The Company regularly reviews the allowances by considering factors such as historical experience, credit quality, the age of the accounts receivable balances, and current economic conditions that may affect a customer’s ability to pay.
The following table presents the changes in the provision for credit losses (in thousands): | | | | | | | | | | | | | | | | | |
| Year Ended December 31, |
| 2025 | | 2024 | | 2023 |
| Balance, beginning of year | $ | 16,248 | | | $ | 20,289 | | | $ | 18,475 | |
| Provision for credit losses | 30,835 | | | 22,583 | | | 17,105 | |
| Write-offs | (32,448) | | | (26,624) | | | (15,291) | |
| Balance, end of year | $ | 14,635 | | | $ | 16,248 | | | $ | 20,289 | |
The following table presents the changes in the contractual allowance (in thousands): | | | | | | | | | | | | | | | | | |
| Year Ended December 31, |
| 2025 | | 2024 | | 2023 |
| Balance, beginning of year | $ | 50,961 | | | $ | 52,689 | | | $ | 41,389 | |
| Add: provision for contractual adjustments | 68,831 | | | 50,880 | | | 52,523 | |
| Less: contractual adjustments | (70,866) | | | (52,608) | | | (41,223) | |
| Balance, end of year | $ | 48,926 | | | $ | 50,961 | | | $ | 52,689 | |
Contract Liabilities
ASC 606, Revenue from Contracts with Customers, requires an entity to present a revenue contract as a contract liability when the Company has an obligation to transfer goods or services to a customer for which the Company has received consideration from the customer, or an amount of consideration from the customer is due and unconditional (whichever is earlier).
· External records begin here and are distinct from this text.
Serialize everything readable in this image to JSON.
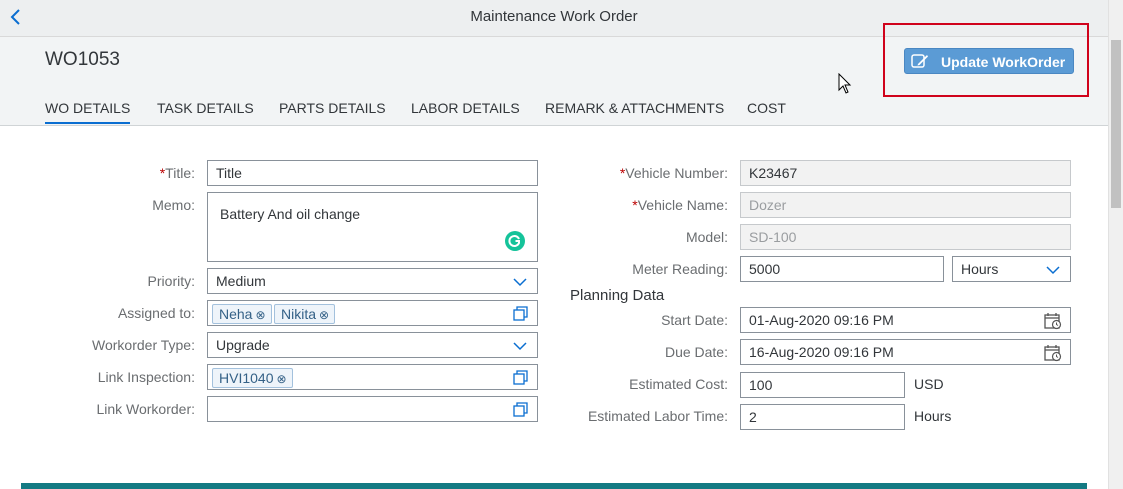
{
  "shell": {
    "title": "Maintenance Work Order",
    "back_icon": "chevron-left-icon"
  },
  "header": {
    "object_title": "WO1053",
    "update_button": {
      "label": "Update WorkOrder",
      "icon": "edit-icon"
    }
  },
  "tabs": [
    {
      "label": "WO DETAILS",
      "active": true
    },
    {
      "label": "TASK DETAILS"
    },
    {
      "label": "PARTS DETAILS"
    },
    {
      "label": "LABOR DETAILS"
    },
    {
      "label": "REMARK & ATTACHMENTS"
    },
    {
      "label": "COST"
    }
  ],
  "left_form": {
    "title": {
      "required_mark": "*",
      "label": "Title:",
      "value": "Title"
    },
    "memo": {
      "label": "Memo:",
      "value": "Battery And oil change"
    },
    "priority": {
      "label": "Priority:",
      "value": "Medium"
    },
    "assigned_to": {
      "label": "Assigned to:",
      "tokens": [
        "Neha",
        "Nikita"
      ]
    },
    "workorder_type": {
      "label": "Workorder Type:",
      "value": "Upgrade"
    },
    "link_inspection": {
      "label": "Link Inspection:",
      "tokens": [
        "HVI1040"
      ]
    },
    "link_workorder": {
      "label": "Link Workorder:",
      "value": ""
    }
  },
  "right_form": {
    "vehicle_number": {
      "required_mark": "*",
      "label": "Vehicle Number:",
      "value": "K23467"
    },
    "vehicle_name": {
      "required_mark": "*",
      "label": "Vehicle Name:",
      "value": "Dozer"
    },
    "model": {
      "label": "Model:",
      "value": "SD-100"
    },
    "meter_reading": {
      "label": "Meter Reading:",
      "value": "5000",
      "unit": "Hours"
    },
    "planning_title": "Planning Data",
    "start_date": {
      "label": "Start Date:",
      "value": "01-Aug-2020 09:16 PM"
    },
    "due_date": {
      "label": "Due Date:",
      "value": "16-Aug-2020 09:16 PM"
    },
    "estimated_cost": {
      "label": "Estimated Cost:",
      "value": "100",
      "unit": "USD"
    },
    "estimated_labor_time": {
      "label": "Estimated Labor Time:",
      "value": "2",
      "unit": "Hours"
    }
  },
  "colors": {
    "accent": "#0a6ed1",
    "button": "#5b9bd5",
    "highlight": "#d0021b",
    "required": "#bb0000",
    "footer": "#147a83"
  }
}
Certain of the Company’s customers pay the Company directly for the Zio LTCM Service upon patient registration or shipment of devices. Such advance payments are recognized as deferred revenue and are recorded as revenue when Zio reports are delivered to the healthcare provider. During the years ended December 31, 2025 and 2024, $2.9 million and $3.1 million related to the contract liability balance at the beginning of 2025 and 2024 was recognized as revenue, respectively. The deferred revenue liability was $4.2 million and $2.9 million as of December 31, 2025 and 2024, respectively.
Contract Costs
Under ASC 340, Other Assets and Deferred Costs (“ASC 340”), the incremental costs of obtaining a contract with a customer are recognized as an asset. Incremental costs of obtaining a contract are those costs that an entity incurs to obtain a contract with a customer that it would not have incurred if the contract had not been obtained.
The Company maintains short-term sales incentive compensation programs. As a practical expedient, ASC 340 permits the Company to immediately expense contract acquisition costs, because the asset that would have resulted from capitalizing these costs will be amortized in one year or less.